BEN SPIERS
MIDNIGHT SOMBRERO
20 AUG - 25 SEPT 2020
Text by Harrison Pearce
“Simply put, glimpsed in darkness, a sombrero worn at midnight probably isn’t quite right, probably; it demands a double take.
This is how Ben Spiers’ paintings perform, emerging from and receding into shadow. I’m never sure of what I’ve seen.
I’ve always found Ben’s paintings slippery; like how it might be if I dared to try and hold mercury – I won’t quite get hold of it, but if I could, I assume it will poison me, or destabilise my mind. And yet I still want to.
A double take is fast and slow, visceral and cognitive, upsetting, then…delightful? I remain unsure about that last part but feel confident that is how Ben likes it.
His paintings seduce and interrogate me with equal force, so I thought it best to just ask him about them, avoiding them to start with. We spoke for two hours. I learned a lot. I know nothing.
I had a hangover that day; Ben and I share the same birthday and we talked the day after. On reflection, I don’t know if the way I felt was the cause or effect of the trajectory of our chat but going through it felt just like looking at his work.

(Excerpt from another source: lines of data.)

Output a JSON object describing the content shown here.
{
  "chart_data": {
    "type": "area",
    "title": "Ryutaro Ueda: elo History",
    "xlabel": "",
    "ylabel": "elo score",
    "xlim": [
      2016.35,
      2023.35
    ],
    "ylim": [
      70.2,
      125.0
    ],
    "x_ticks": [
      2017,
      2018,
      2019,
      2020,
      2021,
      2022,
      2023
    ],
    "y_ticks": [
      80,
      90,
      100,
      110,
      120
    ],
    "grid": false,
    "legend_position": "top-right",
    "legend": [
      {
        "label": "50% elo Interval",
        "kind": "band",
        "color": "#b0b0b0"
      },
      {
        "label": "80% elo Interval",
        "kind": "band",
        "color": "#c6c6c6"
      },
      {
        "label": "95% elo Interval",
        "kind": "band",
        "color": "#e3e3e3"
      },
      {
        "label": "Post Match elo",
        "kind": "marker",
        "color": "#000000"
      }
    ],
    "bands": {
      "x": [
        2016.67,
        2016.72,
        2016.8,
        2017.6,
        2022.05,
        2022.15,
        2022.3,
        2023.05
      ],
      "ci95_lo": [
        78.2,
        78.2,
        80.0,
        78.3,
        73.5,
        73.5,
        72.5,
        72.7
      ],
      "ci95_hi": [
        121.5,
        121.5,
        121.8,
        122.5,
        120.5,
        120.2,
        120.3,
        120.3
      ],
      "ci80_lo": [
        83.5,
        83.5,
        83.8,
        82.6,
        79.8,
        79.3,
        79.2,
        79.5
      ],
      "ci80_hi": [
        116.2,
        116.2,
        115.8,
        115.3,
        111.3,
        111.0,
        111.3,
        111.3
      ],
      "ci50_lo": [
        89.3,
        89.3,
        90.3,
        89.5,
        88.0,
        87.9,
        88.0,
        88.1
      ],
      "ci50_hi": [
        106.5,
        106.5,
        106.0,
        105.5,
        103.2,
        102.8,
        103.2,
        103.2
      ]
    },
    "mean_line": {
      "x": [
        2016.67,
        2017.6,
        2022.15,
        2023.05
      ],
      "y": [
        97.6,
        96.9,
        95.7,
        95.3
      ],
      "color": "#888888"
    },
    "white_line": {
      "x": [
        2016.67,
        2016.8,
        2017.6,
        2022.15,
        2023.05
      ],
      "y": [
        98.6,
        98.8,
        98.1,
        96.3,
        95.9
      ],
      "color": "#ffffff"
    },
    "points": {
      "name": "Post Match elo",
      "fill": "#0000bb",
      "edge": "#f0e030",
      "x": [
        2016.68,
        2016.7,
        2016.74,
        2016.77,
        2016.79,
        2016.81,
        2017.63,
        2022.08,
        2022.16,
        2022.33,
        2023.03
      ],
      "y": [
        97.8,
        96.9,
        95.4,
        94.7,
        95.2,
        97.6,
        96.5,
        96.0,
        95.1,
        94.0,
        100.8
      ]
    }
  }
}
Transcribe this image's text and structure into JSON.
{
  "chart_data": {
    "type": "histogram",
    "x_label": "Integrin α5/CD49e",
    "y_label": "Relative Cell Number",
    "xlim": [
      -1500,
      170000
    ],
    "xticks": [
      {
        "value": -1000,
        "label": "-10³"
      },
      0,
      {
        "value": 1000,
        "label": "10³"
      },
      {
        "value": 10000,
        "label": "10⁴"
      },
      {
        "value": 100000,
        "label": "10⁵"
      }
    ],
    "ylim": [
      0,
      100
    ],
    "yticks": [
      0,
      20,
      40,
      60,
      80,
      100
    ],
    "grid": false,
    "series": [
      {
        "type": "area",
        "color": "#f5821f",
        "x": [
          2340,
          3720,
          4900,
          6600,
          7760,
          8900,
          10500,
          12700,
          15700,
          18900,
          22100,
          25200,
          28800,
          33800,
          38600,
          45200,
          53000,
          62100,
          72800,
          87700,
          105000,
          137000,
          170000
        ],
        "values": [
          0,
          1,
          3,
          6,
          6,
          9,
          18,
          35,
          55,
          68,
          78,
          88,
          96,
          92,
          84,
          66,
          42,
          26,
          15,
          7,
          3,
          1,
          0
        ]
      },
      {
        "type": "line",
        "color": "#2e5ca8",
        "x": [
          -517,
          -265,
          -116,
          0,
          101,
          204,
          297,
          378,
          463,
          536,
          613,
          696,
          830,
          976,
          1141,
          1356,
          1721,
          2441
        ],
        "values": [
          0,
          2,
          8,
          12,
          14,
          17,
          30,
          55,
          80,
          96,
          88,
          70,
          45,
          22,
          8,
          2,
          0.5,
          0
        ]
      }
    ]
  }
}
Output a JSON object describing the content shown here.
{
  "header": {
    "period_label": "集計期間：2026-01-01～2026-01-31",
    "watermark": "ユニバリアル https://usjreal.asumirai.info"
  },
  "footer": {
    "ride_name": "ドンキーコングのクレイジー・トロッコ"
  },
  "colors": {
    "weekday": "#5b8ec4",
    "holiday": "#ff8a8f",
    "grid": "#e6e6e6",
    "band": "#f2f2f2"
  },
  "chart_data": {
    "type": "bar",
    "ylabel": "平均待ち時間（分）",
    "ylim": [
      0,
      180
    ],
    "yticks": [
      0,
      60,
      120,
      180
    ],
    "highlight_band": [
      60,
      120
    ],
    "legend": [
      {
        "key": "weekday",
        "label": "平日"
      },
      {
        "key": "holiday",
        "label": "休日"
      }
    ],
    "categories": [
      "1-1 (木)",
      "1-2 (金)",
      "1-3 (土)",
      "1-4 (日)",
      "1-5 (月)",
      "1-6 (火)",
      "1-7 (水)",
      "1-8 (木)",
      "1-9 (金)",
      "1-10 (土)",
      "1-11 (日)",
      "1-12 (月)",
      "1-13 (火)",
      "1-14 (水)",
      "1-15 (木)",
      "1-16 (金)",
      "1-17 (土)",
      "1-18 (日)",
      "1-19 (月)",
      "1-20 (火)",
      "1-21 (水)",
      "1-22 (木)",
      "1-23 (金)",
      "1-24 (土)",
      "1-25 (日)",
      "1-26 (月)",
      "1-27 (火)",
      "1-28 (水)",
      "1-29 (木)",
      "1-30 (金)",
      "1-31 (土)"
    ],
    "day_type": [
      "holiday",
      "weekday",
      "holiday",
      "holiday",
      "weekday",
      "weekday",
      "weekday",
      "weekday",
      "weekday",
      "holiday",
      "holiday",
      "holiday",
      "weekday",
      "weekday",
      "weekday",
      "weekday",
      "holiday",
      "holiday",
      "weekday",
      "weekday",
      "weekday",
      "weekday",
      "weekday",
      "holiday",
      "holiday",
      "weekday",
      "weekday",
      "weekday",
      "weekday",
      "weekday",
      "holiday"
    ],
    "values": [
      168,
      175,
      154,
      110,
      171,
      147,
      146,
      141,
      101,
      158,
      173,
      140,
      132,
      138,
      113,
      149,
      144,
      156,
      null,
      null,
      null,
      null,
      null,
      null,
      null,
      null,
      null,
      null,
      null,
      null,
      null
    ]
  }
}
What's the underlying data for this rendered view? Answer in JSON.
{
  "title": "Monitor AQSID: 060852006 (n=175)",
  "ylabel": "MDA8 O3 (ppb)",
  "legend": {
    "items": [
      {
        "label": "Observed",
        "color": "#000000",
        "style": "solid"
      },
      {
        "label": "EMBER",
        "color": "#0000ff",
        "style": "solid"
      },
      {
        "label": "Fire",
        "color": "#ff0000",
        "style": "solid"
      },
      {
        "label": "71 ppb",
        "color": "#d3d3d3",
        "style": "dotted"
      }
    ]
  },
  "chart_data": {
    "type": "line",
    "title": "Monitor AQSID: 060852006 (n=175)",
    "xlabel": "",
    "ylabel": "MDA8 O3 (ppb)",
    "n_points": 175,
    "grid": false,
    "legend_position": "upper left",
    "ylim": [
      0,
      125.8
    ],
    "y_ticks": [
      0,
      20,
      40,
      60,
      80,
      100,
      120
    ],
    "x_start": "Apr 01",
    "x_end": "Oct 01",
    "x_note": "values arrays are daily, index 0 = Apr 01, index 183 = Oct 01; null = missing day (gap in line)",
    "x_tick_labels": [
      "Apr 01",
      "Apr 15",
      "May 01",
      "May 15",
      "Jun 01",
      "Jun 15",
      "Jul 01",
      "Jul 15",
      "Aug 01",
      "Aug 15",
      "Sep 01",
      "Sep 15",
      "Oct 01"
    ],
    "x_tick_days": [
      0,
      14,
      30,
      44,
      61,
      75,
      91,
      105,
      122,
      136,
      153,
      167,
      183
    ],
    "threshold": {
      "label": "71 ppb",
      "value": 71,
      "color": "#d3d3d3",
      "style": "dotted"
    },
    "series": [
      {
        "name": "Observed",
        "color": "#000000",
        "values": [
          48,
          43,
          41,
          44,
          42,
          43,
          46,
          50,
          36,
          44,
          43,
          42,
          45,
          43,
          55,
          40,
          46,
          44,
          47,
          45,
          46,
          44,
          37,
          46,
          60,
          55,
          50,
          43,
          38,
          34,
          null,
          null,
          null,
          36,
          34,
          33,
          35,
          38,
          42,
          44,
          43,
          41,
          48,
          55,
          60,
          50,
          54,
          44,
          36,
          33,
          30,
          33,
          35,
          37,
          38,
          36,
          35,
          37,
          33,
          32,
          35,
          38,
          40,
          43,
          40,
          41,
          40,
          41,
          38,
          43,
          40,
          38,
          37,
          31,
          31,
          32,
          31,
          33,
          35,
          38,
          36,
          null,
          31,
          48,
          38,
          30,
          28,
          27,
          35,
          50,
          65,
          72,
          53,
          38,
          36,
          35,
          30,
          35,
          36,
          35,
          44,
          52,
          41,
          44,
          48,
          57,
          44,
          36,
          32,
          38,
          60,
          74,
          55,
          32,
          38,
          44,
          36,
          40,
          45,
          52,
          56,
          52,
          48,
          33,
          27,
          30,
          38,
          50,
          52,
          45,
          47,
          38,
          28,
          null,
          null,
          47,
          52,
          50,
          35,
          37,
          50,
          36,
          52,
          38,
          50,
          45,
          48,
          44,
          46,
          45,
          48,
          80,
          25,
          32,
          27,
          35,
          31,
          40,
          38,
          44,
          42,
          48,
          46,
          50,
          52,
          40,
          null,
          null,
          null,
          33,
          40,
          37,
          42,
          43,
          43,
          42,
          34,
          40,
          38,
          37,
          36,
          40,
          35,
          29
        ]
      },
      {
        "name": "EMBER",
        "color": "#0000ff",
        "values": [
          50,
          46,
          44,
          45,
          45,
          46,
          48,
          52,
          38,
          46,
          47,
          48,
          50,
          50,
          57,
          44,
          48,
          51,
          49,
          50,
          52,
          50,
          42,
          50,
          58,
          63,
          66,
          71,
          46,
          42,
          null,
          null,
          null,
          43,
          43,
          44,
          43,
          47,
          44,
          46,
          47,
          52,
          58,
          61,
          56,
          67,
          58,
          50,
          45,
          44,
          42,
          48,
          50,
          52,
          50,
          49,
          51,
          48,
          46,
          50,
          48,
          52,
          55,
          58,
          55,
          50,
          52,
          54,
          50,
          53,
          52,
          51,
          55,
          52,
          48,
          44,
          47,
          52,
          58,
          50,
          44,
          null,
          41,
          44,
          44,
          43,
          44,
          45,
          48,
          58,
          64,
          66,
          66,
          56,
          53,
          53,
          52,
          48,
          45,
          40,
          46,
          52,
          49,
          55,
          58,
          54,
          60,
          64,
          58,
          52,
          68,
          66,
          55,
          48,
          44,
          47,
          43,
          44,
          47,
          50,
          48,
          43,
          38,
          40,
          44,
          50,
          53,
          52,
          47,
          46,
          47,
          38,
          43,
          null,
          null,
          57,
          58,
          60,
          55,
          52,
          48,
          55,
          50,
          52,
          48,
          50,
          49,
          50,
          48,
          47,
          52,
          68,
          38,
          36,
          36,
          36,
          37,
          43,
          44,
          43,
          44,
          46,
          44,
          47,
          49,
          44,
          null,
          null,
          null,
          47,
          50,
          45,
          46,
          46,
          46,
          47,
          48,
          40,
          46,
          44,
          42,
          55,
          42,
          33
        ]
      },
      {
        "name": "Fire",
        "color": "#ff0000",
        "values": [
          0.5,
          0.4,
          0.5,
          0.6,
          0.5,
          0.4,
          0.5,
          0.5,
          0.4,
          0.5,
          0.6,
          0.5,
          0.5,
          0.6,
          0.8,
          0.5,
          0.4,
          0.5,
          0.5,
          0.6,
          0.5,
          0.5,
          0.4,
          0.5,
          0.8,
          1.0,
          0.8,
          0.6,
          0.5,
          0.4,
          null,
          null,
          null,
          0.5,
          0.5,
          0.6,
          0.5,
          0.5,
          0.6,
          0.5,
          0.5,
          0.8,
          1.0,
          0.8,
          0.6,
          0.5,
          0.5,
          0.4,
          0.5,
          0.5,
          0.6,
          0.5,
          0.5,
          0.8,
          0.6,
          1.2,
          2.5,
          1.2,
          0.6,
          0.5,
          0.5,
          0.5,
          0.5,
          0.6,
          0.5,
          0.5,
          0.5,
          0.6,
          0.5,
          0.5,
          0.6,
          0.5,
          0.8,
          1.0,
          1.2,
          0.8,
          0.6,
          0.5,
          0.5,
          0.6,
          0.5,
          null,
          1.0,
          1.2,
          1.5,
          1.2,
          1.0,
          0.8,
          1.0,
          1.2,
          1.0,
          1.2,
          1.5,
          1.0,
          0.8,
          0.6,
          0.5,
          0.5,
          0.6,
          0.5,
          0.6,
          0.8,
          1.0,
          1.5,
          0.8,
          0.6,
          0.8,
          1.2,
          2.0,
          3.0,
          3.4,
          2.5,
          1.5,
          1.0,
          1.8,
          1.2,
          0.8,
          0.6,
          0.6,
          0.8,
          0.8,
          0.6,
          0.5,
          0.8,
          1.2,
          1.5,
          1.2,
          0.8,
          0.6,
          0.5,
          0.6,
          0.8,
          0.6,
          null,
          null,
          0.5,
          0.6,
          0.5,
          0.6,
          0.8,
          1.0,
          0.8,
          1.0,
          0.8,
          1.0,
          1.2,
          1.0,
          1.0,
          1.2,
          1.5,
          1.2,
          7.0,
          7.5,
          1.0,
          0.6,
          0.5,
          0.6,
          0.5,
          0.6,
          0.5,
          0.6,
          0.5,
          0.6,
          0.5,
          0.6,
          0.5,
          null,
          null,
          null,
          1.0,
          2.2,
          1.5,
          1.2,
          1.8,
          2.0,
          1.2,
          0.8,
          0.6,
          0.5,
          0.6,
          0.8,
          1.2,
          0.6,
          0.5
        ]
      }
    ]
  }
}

Ben nudges and teases the edges of thoughts and sentences in much the same way I imagine he gently coerces paint. The confluence of raw instinct and deliberate premeditation left me in a state of epistemic bankruptcy, after which I actually felt purged of my hangover. I felt lighter.
I share with Ben an appreciation for the giddy feeling of uncertainty, because saying, “I don’t know” is a ruthlessly honest and liberating admission. It’s exhilarating because a boat without a rudder just is more exciting. More than that, it’s crucial. Certainty and dogma run along a straight line. By contrast, Ben is a free-range thinker with a free hand.
None of this is to say he doesn’t know what he is doing. Instead, with a virtuosic hand that indiscriminately reaches across time, place, fiction and reality, Ben helps himself to familiar things, remaking them until they are not familiar at all, and you realise they never were. The relationship between signifier and signified is so vulnerable because it was only ever arbitrary. Ben excavates the indeterminacy of all things. With his brush he whispers to the prima materia, perhaps not knowing what form it will take in its reply. What I see in these paintings is the simultaneous confabulation and decomposition on which my perception of reality supervenes. And that is a reality that compelled us to discuss Will Ferrell, Copernicus, Penn and Teller, Wittgenstein, Philip Larkin, Hull, swamps and Mike from Breaking Bad in a concatenation that probably did make sense at the time.
I keep coming back to that duck-rabbit illusion, where you can never see both animals at the exact same moment, even though they both exist in the exact same ink. Ben’s paintings do something like that. For instance, in The eponymous work in the show, ‘Midnight Sombrero or Danae and Zeus’,
I might be seeing Barbara Streisand lending the chiaroscuro of golden age cinema but the pose also conjures the Ecstasy of St Teresa. The golden shower will doubtless elicit unsubtle fantasies only thrown off course by the title, should you choose to consult it: so, is it a bodily fluid or is it molten metal in the end? The painting will constantly assert and undermine an answer, never letting you take refuge in cognitive dissonance.
At a glance Ben might appear to be a polemicist. Sometimes I see a new painting and I marvel as much at his unadulterated skill as his willingness to run across very thin ice, underneath which dwells an abyss of unease: the body, gender, sexuality, race, class, cultural appropriation etc, etc, - controversy abounds. But Ben’s fancy footwork keeps him from the plunge. And it seems that if you find yourself in freefell you only have your own faulty perceptual apparatus to blame. Because nothing is quite what it seems.”
Painter Benjamin Spiers (b. 1972, Plymouth, UK) lives and works in London. Spiers studied Fine Arts at Goldsmiths University of London with painter Peter Doig, who taught him that painting could be 'complex and mysterious’. With a mastery of traditional painting techniques, rich textures, oversaturated discoloration, light effects and anatomical distortions, Spiers has devised a distinctive aesthetic which takes the human body as its primary subject. He freely references art historical works - spanning from Baroque, to Cubism, Futurism and Abstraction - without fully committing to any of their formalities. His oil paintings, hovering between painstakingly realist details and surreal settings, bridge the gap between classical and contemporary art.